Trimipramine is a racemic compound with two enantiomers.[1] CYP2C19 is responsible for the demethylation of (D)- and (L)-trimipramine to (D)- (L)-desmethyltrimipramine, respectively, and CYP2D6 is responsible for the 2-hydroxylation of (D)- and (L)-desmethyltrimipramine to (D)- and (L)-2-hydroxydesmethyltrimipramine, respectively.[1] CYP2D6 also metabolizes (L)-trimipramine into (L)-2-hydroxytrimipramine.[1]

Contraindications

Absolute:

  • Concomitant treatment with monoamine oxidase inhibitors (MAOIs)
  • Known allergy or hypersensitivity to trimipramine or other TCAs
  • Acute delirum tremens
  • Untreated closed angle glaucoma
  • Hypertrophy of the prostate with urine retention
  • Paralytic ileus

Relative:

  • Hypertrophy of the prostate without urine retention
  • Reduced function of the bone marrow
  • Organic brain disorders
  • Increased risk of seizures, pre-existing epilepsy
  • Pre-existing cardial damage, particular some arrhythmias (impulse conductive disorders)

Abuse & dependence

Trimipramine is not an abusable substance nor does it cause psychological dependence.

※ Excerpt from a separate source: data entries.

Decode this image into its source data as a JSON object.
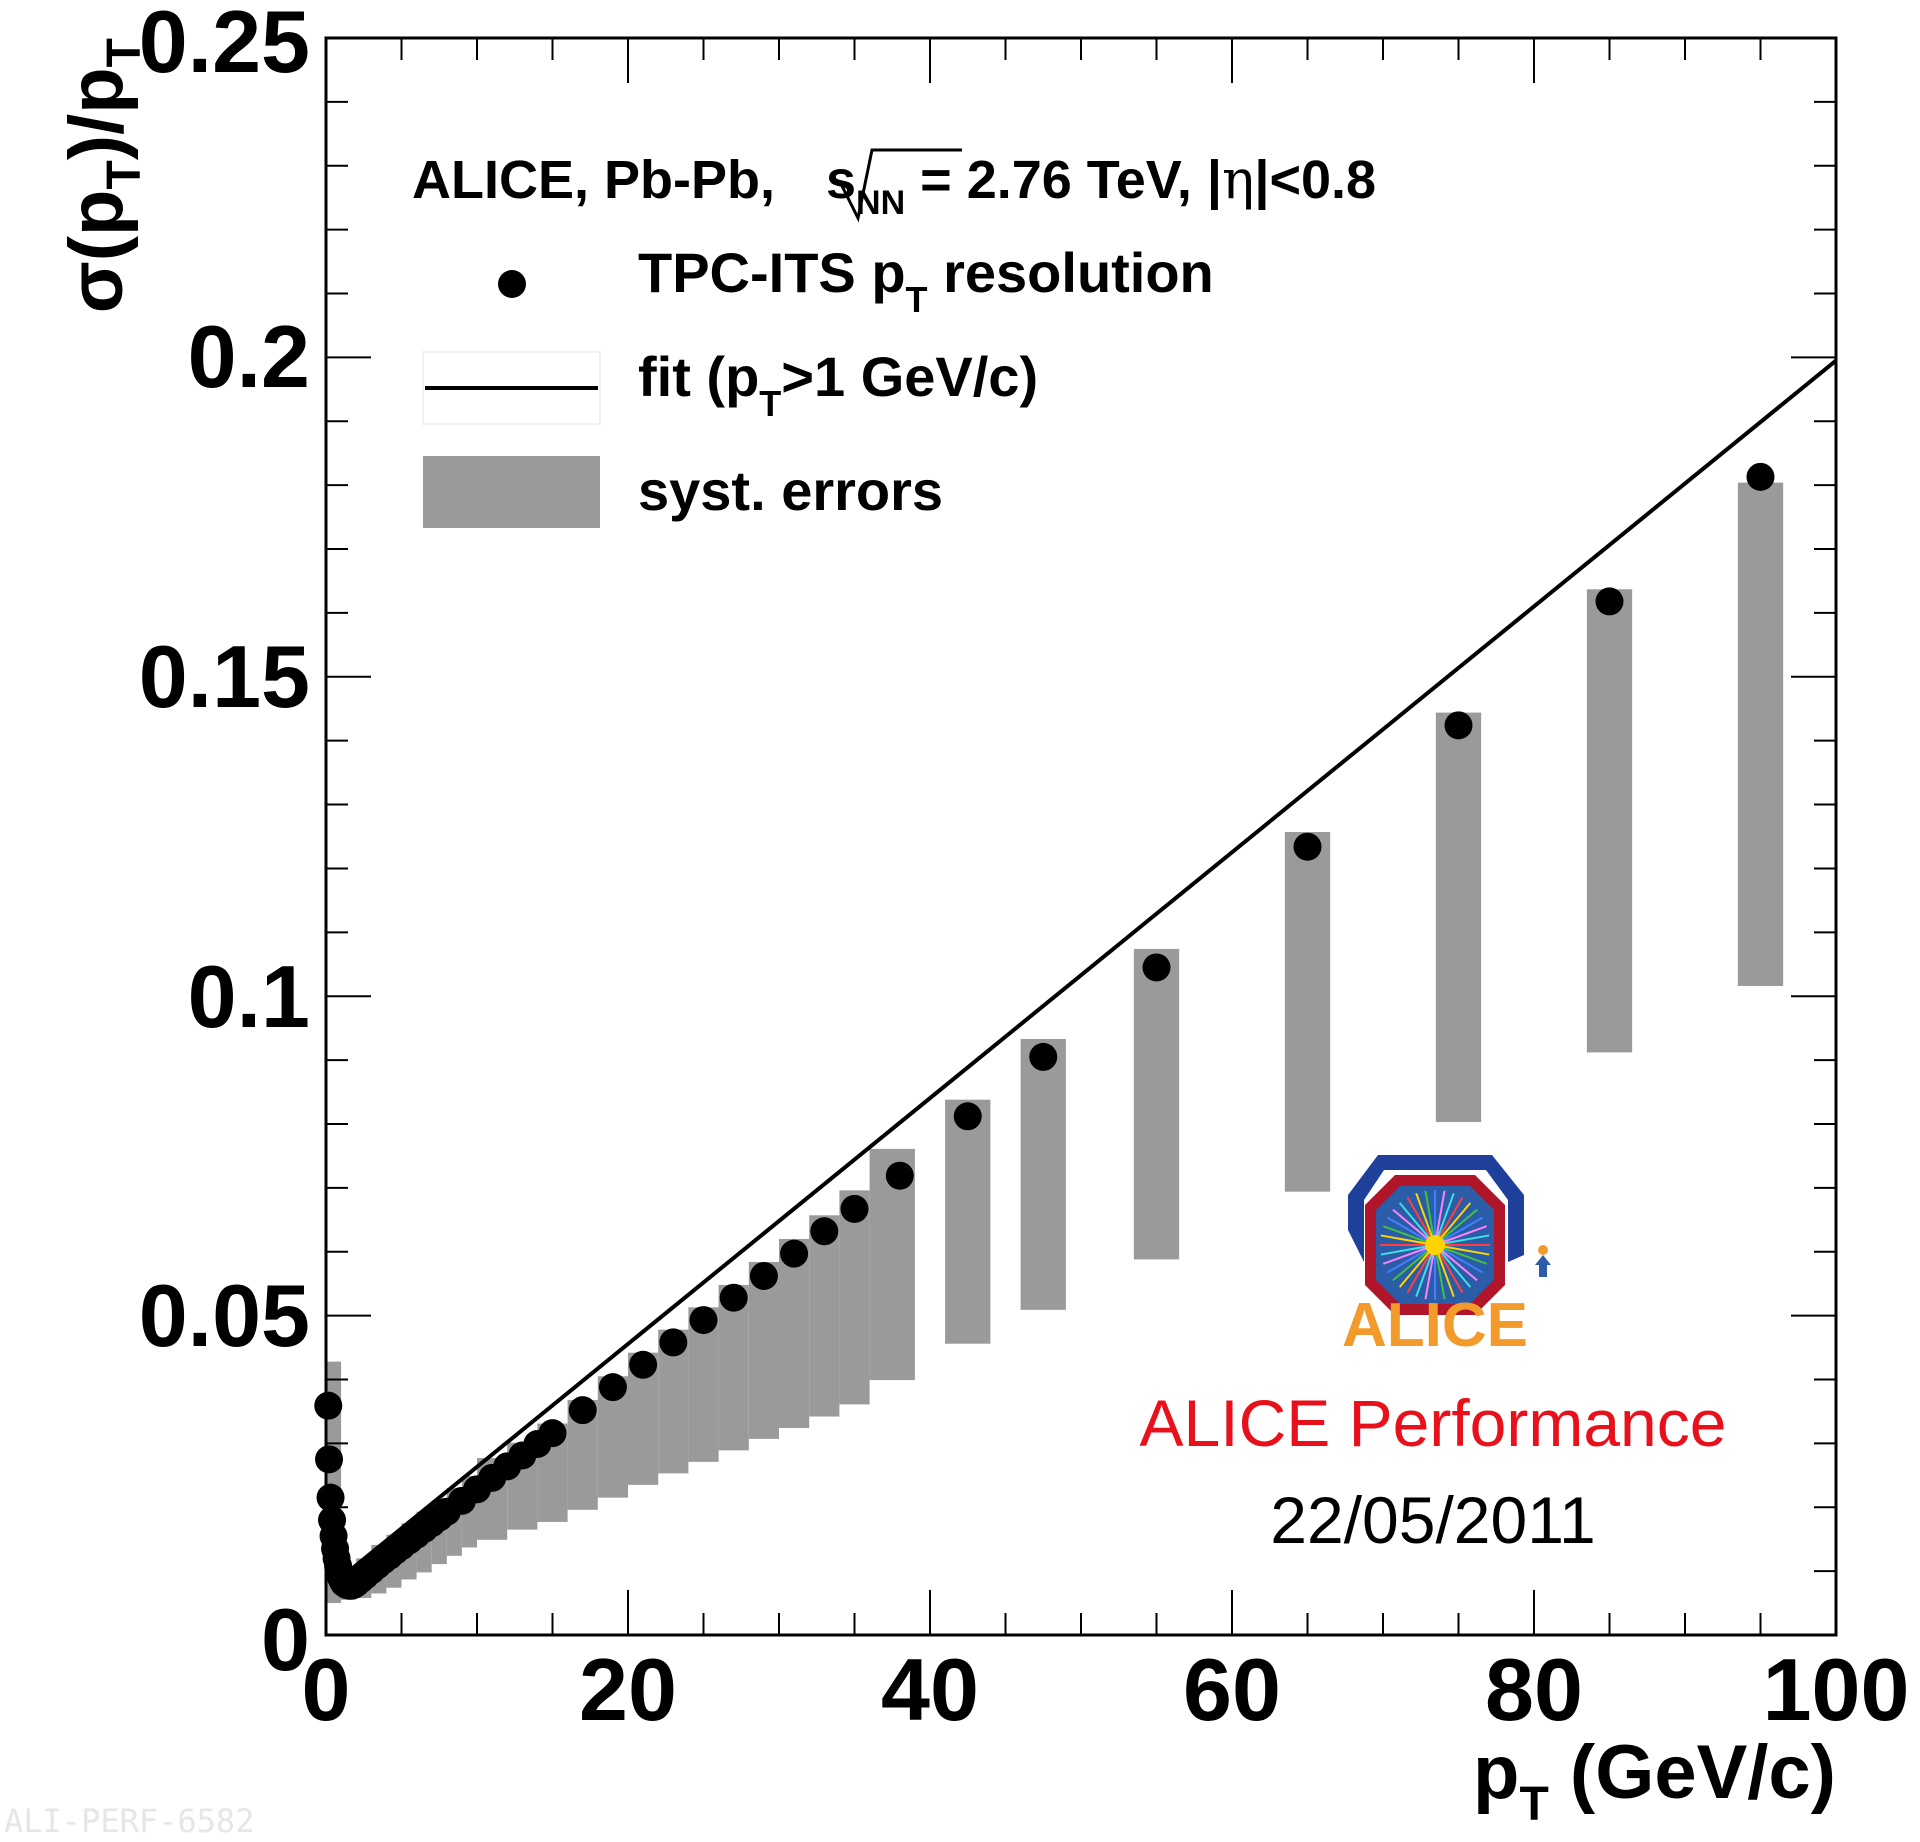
{
  "chart_data": {
    "type": "scatter",
    "header": {
      "pre": "ALICE, Pb-Pb, ",
      "sqrt_sub": "NN",
      "post": " = 2.76 TeV, |",
      "eta": "η",
      "tail": "|<0.8"
    },
    "xlabel": {
      "main": "p",
      "sub": "T",
      "rest": " (GeV/c)"
    },
    "ylabel": {
      "a": "σ(p",
      "b": "T",
      "c": ")/p",
      "d": "T"
    },
    "xlim": [
      0,
      100
    ],
    "ylim": [
      0,
      0.25
    ],
    "x_ticks": [
      "0",
      "20",
      "40",
      "60",
      "80",
      "100"
    ],
    "y_ticks": [
      "0",
      "0.05",
      "0.1",
      "0.15",
      "0.2",
      "0.25"
    ],
    "legend": {
      "points": {
        "pre": "TPC-ITS p",
        "sub": "T",
        "post": " resolution"
      },
      "fit": {
        "pre": "fit (p",
        "sub": "T",
        "post": ">1 GeV/c)"
      },
      "syst": "syst. errors"
    },
    "series": [
      {
        "name": "TPC-ITS pT resolution",
        "kind": "points",
        "x": [
          0.15,
          0.2,
          0.3,
          0.4,
          0.5,
          0.6,
          0.7,
          0.8,
          0.9,
          1.0,
          1.1,
          1.2,
          1.4,
          1.6,
          1.8,
          2.0,
          2.3,
          2.6,
          3.0,
          3.4,
          3.8,
          4.2,
          4.6,
          5.0,
          5.5,
          6.0,
          6.5,
          7.0,
          7.5,
          8.0,
          9.0,
          10,
          11,
          12,
          13,
          14,
          15,
          17,
          19,
          21,
          23,
          25,
          27,
          29,
          31,
          33,
          35,
          38,
          42.5,
          47.5,
          55,
          65,
          75,
          85,
          95
        ],
        "y": [
          0.0359,
          0.0275,
          0.0215,
          0.018,
          0.0155,
          0.0135,
          0.012,
          0.0108,
          0.0098,
          0.009,
          0.0085,
          0.0081,
          0.0078,
          0.0077,
          0.0078,
          0.0081,
          0.0087,
          0.0093,
          0.0101,
          0.0109,
          0.0117,
          0.0124,
          0.0132,
          0.0139,
          0.0148,
          0.0157,
          0.0166,
          0.0175,
          0.0184,
          0.0193,
          0.021,
          0.0228,
          0.0246,
          0.0264,
          0.0281,
          0.0299,
          0.0316,
          0.0352,
          0.0388,
          0.0423,
          0.0458,
          0.0493,
          0.0528,
          0.0562,
          0.0597,
          0.0632,
          0.0667,
          0.0719,
          0.0812,
          0.0905,
          0.1045,
          0.1234,
          0.1424,
          0.1618,
          0.1813
        ]
      },
      {
        "name": "fit (pT>1 GeV/c)",
        "kind": "line",
        "x": [
          1,
          100
        ],
        "y": [
          0.009,
          0.1995
        ]
      },
      {
        "name": "syst. errors",
        "kind": "bands",
        "color": "#9a9a9a",
        "bands": [
          {
            "x": [
              0.1,
              1.0
            ],
            "y": [
              0.005,
              0.0428
            ]
          },
          {
            "x": [
              1.0,
              2.0
            ],
            "y": [
              0.0055,
              0.0105
            ]
          },
          {
            "x": [
              2.0,
              3.0
            ],
            "y": [
              0.0058,
              0.012
            ]
          },
          {
            "x": [
              3.0,
              4.0
            ],
            "y": [
              0.0065,
              0.0141
            ]
          },
          {
            "x": [
              4.0,
              5.0
            ],
            "y": [
              0.0074,
              0.0157
            ]
          },
          {
            "x": [
              5.0,
              6.0
            ],
            "y": [
              0.0087,
              0.0175
            ]
          },
          {
            "x": [
              6.0,
              7.0
            ],
            "y": [
              0.0098,
              0.0193
            ]
          },
          {
            "x": [
              7.0,
              8.0
            ],
            "y": [
              0.0111,
              0.0211
            ]
          },
          {
            "x": [
              8.0,
              9.0
            ],
            "y": [
              0.0124,
              0.023
            ]
          },
          {
            "x": [
              9.0,
              10.0
            ],
            "y": [
              0.0137,
              0.0249
            ]
          },
          {
            "x": [
              10.0,
              12.0
            ],
            "y": [
              0.0149,
              0.0277
            ]
          },
          {
            "x": [
              12.0,
              14.0
            ],
            "y": [
              0.0165,
              0.0301
            ]
          },
          {
            "x": [
              14.0,
              16.0
            ],
            "y": [
              0.0177,
              0.0331
            ]
          },
          {
            "x": [
              16.0,
              18.0
            ],
            "y": [
              0.0196,
              0.0368
            ]
          },
          {
            "x": [
              18.0,
              20.0
            ],
            "y": [
              0.0215,
              0.0405
            ]
          },
          {
            "x": [
              20.0,
              22.0
            ],
            "y": [
              0.0235,
              0.0442
            ]
          },
          {
            "x": [
              22.0,
              24.0
            ],
            "y": [
              0.0253,
              0.0478
            ]
          },
          {
            "x": [
              24.0,
              26.0
            ],
            "y": [
              0.0271,
              0.0513
            ]
          },
          {
            "x": [
              26.0,
              28.0
            ],
            "y": [
              0.0289,
              0.0548
            ]
          },
          {
            "x": [
              28.0,
              30.0
            ],
            "y": [
              0.0307,
              0.0584
            ]
          },
          {
            "x": [
              30.0,
              32.0
            ],
            "y": [
              0.0324,
              0.062
            ]
          },
          {
            "x": [
              32.0,
              34.0
            ],
            "y": [
              0.0342,
              0.0657
            ]
          },
          {
            "x": [
              34.0,
              36.0
            ],
            "y": [
              0.0361,
              0.0696
            ]
          },
          {
            "x": [
              36.0,
              39.0
            ],
            "y": [
              0.0399,
              0.0761
            ]
          },
          {
            "x": [
              41.0,
              44.0
            ],
            "y": [
              0.0456,
              0.0838
            ]
          },
          {
            "x": [
              46.0,
              49.0
            ],
            "y": [
              0.0509,
              0.0933
            ]
          },
          {
            "x": [
              53.5,
              56.5
            ],
            "y": [
              0.0588,
              0.1074
            ]
          },
          {
            "x": [
              63.5,
              66.5
            ],
            "y": [
              0.0694,
              0.1257
            ]
          },
          {
            "x": [
              73.5,
              76.5
            ],
            "y": [
              0.0803,
              0.1444
            ]
          },
          {
            "x": [
              83.5,
              86.5
            ],
            "y": [
              0.0912,
              0.1637
            ]
          },
          {
            "x": [
              93.5,
              96.5
            ],
            "y": [
              0.1016,
              0.1804
            ]
          }
        ]
      }
    ],
    "grid": false,
    "legend_placement": "top-left"
  },
  "annotations": {
    "performance": "ALICE Performance",
    "date": "22/05/2011",
    "logo_text": "ALICE",
    "watermark": "ALI-PERF-6582"
  },
  "colors": {
    "syst_band": "#9a9a9a",
    "marker": "#000000",
    "performance_text": "#e8101a",
    "logo_orange": "#f39a2c",
    "logo_blue": "#1e3f9a",
    "logo_red": "#b0152a"
  }
}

Withdrawal symptoms frequently seen when treatment with trimipramine is stopped abruptly (agitation, anxiety, insomnia, sometimes activation of mania or rebound depression) are not indicative of addiction and can be avoided by reducing the daily dose of trimipramine gradually by approximately 25% each week. If treatment has to be stopped at once due to medical reasons, the use of a benzodiazepine (e.g., lorazepam, clonazepam, or alprazolam) for a maximum of 4 weeks as needed will usually suppress withdrawal symptoms.